As the media revels in astounding closest-ever images of the sun taken at 77m kilometres (48m miles) above the solar surface between the orbits of Venus and Mercury, the images beamed back by Solar Orbiter spacecraft have revealed that its surface is speckled with flickering beacons, spawning theories probing one of the most mysterious phenomena - the coronal heating, writesThe European Space Agency portal.
The miniature solar flares, dubbed “campfires”, each spanning just a few hundred kilometres across and lasting minutes, are a phenomena previously not observable in such detail.
The first batch of stunning images are attributed to the Extreme Ultraviolet Imager (EUI), which takes high-resolution images of the lower layers of the Sun’s atmosphere, the solar corona, from Solar Orbiter’s first perihelion - the point in its elliptical orbit that is closest to the Sun.
Commenting on the new phenomena observed in the images, David Berghmans of the Royal Observatory of Belgium (ROB), Principal Investigator of the EUI instrument, said:
“The campfires are little relatives of the solar flares that we can observe from Earth, million or billion times smaller. The Sun might look quiet at the first glance, but when we look in detail, we can see those miniature flares everywhere we look.”

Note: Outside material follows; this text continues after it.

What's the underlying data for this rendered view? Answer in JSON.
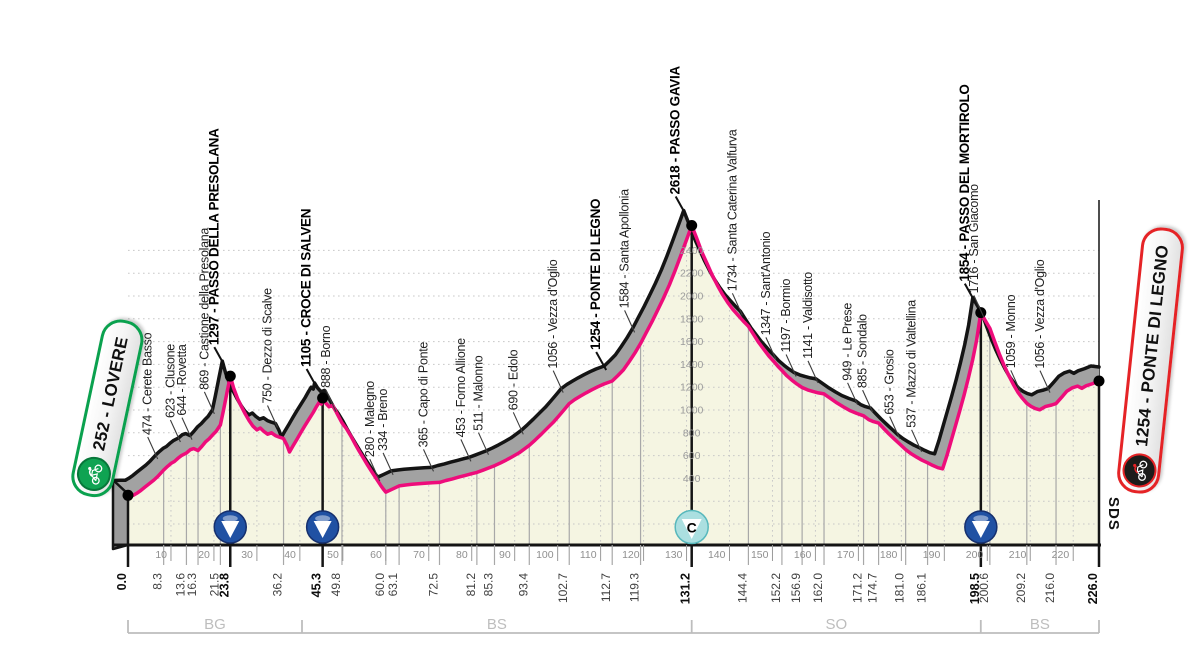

The scientists are yet to determine just what exactly the “campfires” are, as they might be tiny versions of big flares, or attributed to other mechanisms.
“These campfires are totally insignificant each by themselves, but summing up their effect all over the Sun, they might be the dominant contribution to the heating of the solar corona,” said Frederic Auchere, of the Institut d'Astrophysique Spatiale (IAS), France, Co-Principal Investigator of EUI.

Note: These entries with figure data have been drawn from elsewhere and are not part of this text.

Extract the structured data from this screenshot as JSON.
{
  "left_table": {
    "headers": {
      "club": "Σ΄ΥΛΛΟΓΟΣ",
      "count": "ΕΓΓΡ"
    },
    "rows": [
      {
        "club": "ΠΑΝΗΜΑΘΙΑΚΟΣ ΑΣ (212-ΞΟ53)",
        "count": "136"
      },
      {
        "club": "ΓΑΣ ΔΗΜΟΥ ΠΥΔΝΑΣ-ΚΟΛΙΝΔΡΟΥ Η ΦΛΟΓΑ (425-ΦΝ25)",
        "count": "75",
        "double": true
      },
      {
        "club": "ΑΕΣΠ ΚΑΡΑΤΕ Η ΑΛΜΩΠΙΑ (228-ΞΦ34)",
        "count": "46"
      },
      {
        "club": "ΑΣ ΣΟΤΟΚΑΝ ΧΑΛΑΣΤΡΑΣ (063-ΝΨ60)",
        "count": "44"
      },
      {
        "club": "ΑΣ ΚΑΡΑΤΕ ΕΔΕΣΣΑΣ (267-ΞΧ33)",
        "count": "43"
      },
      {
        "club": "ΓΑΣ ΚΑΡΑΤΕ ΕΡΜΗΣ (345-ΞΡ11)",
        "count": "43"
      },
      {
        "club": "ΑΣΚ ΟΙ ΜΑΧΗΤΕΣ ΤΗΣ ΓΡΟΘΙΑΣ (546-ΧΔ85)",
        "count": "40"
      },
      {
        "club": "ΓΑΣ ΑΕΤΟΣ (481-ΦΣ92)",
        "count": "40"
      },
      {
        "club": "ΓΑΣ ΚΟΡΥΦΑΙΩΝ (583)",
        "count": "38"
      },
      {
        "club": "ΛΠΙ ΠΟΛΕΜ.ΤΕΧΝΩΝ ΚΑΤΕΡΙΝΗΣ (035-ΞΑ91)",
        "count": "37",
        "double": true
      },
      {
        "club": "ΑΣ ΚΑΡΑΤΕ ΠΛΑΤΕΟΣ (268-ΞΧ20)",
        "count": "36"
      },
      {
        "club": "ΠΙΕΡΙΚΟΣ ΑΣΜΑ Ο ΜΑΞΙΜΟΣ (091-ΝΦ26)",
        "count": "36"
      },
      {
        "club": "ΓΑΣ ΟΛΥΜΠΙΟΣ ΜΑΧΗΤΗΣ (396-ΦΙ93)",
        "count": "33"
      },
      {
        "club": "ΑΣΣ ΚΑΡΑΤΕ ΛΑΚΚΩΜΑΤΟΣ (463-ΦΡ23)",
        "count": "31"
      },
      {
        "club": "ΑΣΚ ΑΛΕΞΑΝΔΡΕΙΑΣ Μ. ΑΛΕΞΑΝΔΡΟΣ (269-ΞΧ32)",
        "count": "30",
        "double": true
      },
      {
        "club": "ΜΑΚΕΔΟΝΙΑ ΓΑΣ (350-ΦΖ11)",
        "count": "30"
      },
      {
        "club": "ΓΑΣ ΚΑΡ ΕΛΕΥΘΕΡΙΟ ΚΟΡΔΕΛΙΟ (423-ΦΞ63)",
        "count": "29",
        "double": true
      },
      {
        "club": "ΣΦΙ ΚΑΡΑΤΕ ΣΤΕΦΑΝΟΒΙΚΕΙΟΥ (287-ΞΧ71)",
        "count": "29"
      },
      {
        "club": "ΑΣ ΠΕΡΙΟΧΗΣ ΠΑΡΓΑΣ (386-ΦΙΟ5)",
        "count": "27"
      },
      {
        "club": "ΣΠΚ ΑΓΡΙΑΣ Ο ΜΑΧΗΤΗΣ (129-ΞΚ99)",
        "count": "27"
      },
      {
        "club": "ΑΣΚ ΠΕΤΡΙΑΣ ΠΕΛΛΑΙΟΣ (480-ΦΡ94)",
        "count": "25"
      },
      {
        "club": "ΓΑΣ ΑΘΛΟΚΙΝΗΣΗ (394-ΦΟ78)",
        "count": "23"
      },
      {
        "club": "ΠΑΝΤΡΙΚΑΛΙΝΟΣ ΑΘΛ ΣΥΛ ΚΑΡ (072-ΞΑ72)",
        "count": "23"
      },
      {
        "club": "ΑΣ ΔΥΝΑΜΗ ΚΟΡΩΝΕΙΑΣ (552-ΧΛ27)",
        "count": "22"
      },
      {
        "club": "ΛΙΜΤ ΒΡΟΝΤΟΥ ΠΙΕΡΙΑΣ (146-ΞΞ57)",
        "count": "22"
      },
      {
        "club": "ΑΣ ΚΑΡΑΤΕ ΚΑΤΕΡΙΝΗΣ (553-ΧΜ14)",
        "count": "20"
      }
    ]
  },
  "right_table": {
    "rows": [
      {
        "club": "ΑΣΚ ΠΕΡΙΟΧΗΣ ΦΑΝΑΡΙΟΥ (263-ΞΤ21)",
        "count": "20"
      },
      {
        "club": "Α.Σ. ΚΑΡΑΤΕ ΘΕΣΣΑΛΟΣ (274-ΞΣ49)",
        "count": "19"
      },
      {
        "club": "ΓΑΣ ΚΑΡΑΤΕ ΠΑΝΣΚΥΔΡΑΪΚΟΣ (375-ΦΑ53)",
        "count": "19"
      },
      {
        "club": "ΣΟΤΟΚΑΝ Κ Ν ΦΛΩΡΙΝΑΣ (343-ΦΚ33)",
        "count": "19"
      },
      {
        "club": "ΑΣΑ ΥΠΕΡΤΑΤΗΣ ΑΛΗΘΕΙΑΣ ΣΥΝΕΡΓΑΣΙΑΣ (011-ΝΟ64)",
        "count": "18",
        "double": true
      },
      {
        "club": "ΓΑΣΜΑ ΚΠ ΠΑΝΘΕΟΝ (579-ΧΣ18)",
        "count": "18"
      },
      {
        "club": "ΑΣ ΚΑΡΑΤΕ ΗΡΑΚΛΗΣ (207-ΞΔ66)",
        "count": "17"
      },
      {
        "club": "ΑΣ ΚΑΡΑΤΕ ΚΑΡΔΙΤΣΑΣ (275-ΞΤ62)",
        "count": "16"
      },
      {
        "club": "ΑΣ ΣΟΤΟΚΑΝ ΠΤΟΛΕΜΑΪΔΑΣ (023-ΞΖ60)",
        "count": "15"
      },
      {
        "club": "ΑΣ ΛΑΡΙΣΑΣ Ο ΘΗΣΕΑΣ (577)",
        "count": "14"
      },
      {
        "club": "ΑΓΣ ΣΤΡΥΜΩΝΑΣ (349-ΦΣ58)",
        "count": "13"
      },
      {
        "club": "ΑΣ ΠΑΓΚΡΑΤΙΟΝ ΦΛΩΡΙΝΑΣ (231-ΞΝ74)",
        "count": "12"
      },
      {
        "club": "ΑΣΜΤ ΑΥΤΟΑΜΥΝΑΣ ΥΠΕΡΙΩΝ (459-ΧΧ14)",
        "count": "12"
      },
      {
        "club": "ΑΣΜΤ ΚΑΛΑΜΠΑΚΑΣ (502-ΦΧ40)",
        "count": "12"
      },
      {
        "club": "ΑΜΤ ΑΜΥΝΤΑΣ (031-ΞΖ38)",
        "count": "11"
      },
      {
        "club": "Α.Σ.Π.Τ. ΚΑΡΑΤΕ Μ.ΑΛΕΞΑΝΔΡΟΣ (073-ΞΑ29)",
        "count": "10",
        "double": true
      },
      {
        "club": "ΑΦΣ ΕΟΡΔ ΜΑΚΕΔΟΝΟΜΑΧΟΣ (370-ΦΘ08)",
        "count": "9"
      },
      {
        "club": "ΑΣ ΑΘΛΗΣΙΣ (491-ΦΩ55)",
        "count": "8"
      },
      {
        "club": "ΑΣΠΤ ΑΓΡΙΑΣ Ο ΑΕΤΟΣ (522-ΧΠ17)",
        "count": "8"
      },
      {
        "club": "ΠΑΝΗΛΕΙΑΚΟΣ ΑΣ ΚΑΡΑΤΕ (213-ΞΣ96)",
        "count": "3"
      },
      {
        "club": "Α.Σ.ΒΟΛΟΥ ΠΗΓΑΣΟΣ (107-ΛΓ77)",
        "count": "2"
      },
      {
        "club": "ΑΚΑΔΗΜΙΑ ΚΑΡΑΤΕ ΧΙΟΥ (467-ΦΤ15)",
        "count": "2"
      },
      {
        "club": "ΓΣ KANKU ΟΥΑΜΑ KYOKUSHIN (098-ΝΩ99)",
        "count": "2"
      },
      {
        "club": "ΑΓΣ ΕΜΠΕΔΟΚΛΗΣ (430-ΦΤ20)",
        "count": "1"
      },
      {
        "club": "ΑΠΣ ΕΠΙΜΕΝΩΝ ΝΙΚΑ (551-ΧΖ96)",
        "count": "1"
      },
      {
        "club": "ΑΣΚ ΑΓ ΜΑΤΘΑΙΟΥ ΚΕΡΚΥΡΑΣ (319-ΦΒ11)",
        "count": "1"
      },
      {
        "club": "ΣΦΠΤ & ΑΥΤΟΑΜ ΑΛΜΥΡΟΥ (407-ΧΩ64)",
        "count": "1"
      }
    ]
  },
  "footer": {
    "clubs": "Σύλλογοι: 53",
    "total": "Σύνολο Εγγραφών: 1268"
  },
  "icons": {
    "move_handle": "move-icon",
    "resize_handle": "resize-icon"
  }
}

Extending millions of kilometres into outer space, the solar corona has a temperature of over a million degrees Celsius, which is much hotter than the 5,000 degrees Celsius temperature of the surface of the Sun.
This mystery has baffled scientists for decades, as they ponder the physical mechanisms that heat the corona.
It is possible that the miniature flares could provide enough energy to heat up the Sun’s corona to its observed extreme temperature, yet further observations and analysis would be required to confirm this.
“It’s obviously way too early to tell but we hope that by connecting these observations with measurements from our other instruments that ‘feel’ the solar wind as it passes the spacecraft, we will eventually be able to answer some of these mysteries,” says Yannis Zouganelis, Solar Orbiter Deputy Project Scientist at ESA.
The observations were made in a batch of initial images beamed from the Solar Orbiter spacecraft, a joint NASA and European Space Agency (ESA) Sun-studying mission, and are touted as just a hint at things to come.
“These are only the first images and we can already see interesting new phenomena. We didn’t really expect such great results right from the start. We can also see how our ten scientific instruments complement each other, providing a holistic picture of the Sun and the surrounding environment, said Daniel Muller, ESA’s Solar Orbiter Project Scientist.
Launched in February, the $1.3 bln mission is tasked with offering the first glimpses of the sun’s uncharted north and south poles, once the Solar Orbiter reaches a “vantage point” above the planetary plane late in 2021.